Nur wenige werden sich wahrscheinlich daran erinnern, dass es 2008 zwei Wochen dauerte, bis John McCain in Missouri angerufen wurde, weil die Wahl nicht vom Ausgang abhing. Als der Staat schließlich am 19. November mit einer Marge von etwa 0,1% aufgerufen wurde, berichtete die New York Times lediglich: “Das Büro des Außenministers von Missouri hatte darauf gewartet, dass einige Gerichtsbarkeiten Tausende von provisorischen Stimmzetteln prüfen und deren Gesamtzahlen beglaubigen und versenden”.

Im Jahr 2012 dauerte es vier Tage, um Florida für Präsident Barack Obama anzurufen – und auch diesmal war es nicht besonders denkwürdig, denn er hatte die Wiederwahl bereits ohne den Staat gewonnen.
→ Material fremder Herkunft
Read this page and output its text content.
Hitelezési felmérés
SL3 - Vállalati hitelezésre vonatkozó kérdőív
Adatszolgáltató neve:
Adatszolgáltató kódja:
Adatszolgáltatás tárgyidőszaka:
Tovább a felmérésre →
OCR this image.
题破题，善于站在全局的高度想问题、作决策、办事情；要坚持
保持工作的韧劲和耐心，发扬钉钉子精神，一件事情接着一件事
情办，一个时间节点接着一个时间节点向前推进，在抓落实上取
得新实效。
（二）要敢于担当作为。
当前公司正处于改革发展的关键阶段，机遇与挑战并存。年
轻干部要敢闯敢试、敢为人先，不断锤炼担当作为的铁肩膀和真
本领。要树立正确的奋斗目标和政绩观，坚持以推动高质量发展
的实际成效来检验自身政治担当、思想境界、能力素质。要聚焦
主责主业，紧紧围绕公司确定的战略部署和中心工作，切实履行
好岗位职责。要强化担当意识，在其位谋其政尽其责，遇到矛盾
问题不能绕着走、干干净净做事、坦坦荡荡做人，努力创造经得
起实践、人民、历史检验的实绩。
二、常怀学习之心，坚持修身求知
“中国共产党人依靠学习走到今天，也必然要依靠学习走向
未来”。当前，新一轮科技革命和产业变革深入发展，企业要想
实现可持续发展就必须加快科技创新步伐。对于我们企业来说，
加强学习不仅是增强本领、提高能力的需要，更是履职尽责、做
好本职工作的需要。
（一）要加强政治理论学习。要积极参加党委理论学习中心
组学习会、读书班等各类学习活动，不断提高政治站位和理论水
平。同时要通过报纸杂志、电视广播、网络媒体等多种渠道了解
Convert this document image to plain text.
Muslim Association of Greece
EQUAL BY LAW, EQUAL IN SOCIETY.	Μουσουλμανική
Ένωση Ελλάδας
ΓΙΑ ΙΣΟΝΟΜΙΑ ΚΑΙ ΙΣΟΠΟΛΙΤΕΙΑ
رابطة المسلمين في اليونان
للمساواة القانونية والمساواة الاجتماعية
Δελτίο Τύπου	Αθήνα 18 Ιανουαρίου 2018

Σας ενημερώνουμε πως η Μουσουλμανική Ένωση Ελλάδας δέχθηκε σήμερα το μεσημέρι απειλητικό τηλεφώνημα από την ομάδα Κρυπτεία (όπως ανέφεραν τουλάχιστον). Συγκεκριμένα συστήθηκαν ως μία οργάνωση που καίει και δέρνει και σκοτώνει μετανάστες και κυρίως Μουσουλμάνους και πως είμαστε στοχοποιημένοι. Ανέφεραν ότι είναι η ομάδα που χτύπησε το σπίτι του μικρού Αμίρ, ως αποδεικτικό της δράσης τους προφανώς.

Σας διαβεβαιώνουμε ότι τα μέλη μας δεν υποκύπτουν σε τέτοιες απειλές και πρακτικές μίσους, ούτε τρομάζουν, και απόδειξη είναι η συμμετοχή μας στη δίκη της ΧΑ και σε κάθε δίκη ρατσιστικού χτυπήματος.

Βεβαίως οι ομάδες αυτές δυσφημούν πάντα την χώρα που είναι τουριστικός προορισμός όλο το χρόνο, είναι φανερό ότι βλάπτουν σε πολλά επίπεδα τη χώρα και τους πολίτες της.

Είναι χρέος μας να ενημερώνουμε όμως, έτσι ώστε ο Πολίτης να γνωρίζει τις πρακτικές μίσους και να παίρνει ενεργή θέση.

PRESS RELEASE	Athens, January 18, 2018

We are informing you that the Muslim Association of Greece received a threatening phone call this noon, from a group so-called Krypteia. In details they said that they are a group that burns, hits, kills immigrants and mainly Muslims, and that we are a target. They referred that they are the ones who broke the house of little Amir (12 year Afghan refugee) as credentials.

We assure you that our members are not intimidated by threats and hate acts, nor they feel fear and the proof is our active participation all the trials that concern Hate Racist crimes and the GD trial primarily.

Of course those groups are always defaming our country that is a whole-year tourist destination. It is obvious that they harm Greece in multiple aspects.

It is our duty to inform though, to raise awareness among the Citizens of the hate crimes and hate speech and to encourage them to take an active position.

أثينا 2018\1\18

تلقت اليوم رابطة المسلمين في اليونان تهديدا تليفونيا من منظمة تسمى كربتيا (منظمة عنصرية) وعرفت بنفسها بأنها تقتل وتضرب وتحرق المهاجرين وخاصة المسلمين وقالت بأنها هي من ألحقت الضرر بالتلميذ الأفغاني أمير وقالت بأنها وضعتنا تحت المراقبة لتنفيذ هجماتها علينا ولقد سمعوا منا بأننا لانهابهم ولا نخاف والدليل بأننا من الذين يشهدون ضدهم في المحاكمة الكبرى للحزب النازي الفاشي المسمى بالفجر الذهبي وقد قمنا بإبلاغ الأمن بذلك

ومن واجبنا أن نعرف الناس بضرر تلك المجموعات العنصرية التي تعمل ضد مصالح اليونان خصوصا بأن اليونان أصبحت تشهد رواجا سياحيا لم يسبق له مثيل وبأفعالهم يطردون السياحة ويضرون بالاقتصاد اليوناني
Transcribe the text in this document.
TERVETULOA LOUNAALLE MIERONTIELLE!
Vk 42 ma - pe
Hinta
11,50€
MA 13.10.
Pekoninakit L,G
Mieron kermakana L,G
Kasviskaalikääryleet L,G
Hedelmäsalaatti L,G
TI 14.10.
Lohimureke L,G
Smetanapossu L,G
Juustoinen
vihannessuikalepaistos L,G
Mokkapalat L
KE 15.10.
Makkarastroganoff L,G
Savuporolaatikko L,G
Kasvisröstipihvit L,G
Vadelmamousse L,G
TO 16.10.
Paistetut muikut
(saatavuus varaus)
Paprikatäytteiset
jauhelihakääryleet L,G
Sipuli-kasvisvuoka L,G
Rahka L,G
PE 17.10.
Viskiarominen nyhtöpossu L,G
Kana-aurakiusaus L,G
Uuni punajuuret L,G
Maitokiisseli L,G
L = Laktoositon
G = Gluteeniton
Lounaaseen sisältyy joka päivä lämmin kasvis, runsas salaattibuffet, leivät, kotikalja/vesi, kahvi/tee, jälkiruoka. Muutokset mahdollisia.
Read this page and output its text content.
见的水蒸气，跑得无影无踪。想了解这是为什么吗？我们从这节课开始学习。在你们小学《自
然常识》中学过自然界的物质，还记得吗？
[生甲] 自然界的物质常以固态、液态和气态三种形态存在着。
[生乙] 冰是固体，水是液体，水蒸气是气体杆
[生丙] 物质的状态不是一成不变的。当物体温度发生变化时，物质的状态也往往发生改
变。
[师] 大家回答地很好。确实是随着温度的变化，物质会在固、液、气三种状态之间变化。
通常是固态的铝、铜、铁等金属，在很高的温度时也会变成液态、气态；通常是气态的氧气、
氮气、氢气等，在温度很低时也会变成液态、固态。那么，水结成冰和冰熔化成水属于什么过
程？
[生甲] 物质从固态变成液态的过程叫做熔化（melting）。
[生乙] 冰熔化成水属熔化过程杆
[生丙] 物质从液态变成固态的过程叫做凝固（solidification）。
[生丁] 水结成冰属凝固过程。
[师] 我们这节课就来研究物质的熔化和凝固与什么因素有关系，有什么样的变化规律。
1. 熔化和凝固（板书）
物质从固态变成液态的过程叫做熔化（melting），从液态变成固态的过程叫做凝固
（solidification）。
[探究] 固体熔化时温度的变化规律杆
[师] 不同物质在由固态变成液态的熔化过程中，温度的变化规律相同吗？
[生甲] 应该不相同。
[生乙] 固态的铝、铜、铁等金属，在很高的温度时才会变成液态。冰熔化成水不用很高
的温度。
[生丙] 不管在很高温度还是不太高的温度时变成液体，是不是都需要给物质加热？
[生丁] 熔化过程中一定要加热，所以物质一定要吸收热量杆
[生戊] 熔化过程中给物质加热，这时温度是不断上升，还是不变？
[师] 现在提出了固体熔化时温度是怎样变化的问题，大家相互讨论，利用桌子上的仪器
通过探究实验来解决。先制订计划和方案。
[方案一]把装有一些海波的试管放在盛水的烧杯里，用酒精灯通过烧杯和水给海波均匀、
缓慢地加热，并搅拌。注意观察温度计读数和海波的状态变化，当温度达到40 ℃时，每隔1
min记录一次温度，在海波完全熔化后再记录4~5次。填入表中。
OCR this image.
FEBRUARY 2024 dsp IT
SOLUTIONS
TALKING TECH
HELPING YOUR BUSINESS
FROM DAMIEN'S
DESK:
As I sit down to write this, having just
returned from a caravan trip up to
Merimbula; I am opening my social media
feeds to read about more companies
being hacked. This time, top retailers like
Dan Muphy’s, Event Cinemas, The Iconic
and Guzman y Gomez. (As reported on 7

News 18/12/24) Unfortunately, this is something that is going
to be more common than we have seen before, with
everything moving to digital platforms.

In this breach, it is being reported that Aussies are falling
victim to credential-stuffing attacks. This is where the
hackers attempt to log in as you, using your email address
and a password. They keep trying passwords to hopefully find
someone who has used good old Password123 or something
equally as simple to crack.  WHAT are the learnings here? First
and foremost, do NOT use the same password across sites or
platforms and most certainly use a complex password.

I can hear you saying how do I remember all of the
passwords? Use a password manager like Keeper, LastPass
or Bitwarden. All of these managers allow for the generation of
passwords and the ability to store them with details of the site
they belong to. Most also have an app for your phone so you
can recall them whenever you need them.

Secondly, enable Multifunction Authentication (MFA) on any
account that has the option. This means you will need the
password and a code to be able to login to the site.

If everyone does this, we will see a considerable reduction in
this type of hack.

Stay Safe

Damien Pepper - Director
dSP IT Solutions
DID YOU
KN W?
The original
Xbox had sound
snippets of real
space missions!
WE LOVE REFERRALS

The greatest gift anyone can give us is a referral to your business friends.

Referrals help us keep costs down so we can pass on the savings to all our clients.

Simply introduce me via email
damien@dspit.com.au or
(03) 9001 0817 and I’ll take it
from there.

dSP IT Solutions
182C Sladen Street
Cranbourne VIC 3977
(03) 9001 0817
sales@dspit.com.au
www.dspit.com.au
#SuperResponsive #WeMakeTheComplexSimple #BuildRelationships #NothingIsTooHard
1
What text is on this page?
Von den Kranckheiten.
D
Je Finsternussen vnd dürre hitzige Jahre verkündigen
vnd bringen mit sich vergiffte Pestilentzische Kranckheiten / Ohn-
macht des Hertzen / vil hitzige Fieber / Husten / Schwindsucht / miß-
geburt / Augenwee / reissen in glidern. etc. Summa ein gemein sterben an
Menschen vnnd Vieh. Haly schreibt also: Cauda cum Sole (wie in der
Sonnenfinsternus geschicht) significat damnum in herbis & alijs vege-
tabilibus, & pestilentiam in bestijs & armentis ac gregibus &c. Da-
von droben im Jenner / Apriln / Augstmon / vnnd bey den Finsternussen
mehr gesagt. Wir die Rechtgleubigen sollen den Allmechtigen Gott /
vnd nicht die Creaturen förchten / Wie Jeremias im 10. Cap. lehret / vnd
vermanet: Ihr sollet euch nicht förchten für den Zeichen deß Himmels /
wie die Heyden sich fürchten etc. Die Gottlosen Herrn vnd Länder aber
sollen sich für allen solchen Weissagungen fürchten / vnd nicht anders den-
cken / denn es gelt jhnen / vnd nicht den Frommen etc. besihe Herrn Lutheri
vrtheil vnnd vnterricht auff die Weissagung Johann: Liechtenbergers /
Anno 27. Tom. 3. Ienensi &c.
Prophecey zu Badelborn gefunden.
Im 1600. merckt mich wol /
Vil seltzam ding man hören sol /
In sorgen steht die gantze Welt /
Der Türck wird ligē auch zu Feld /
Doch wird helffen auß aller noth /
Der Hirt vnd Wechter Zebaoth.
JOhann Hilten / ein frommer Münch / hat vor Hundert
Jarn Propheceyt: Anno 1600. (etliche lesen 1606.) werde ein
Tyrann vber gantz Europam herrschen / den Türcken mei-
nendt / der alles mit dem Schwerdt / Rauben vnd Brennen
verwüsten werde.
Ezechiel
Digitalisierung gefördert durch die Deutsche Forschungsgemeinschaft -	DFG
Es gab zwar viele Vorwürfe darüber, wie lange die Auszählung dauerte, aber die Ergebnisse selbst wurden nicht bestritten.

Vier Jahre später zählte Michigan nach der Wahl vom 8. November mehr als zwei Wochen lang die Stimmzettel, bevor Trump einen seiner am meisten geschätzten Siege errang.

“Der Great State of Michigan wurde soeben als Trumpfsieger zertifiziert”, twitterte er danach, “und bescherte all unseren MAKE AMERICA GREAT GAIN-Anhängern einen weiteren Sieg – 306!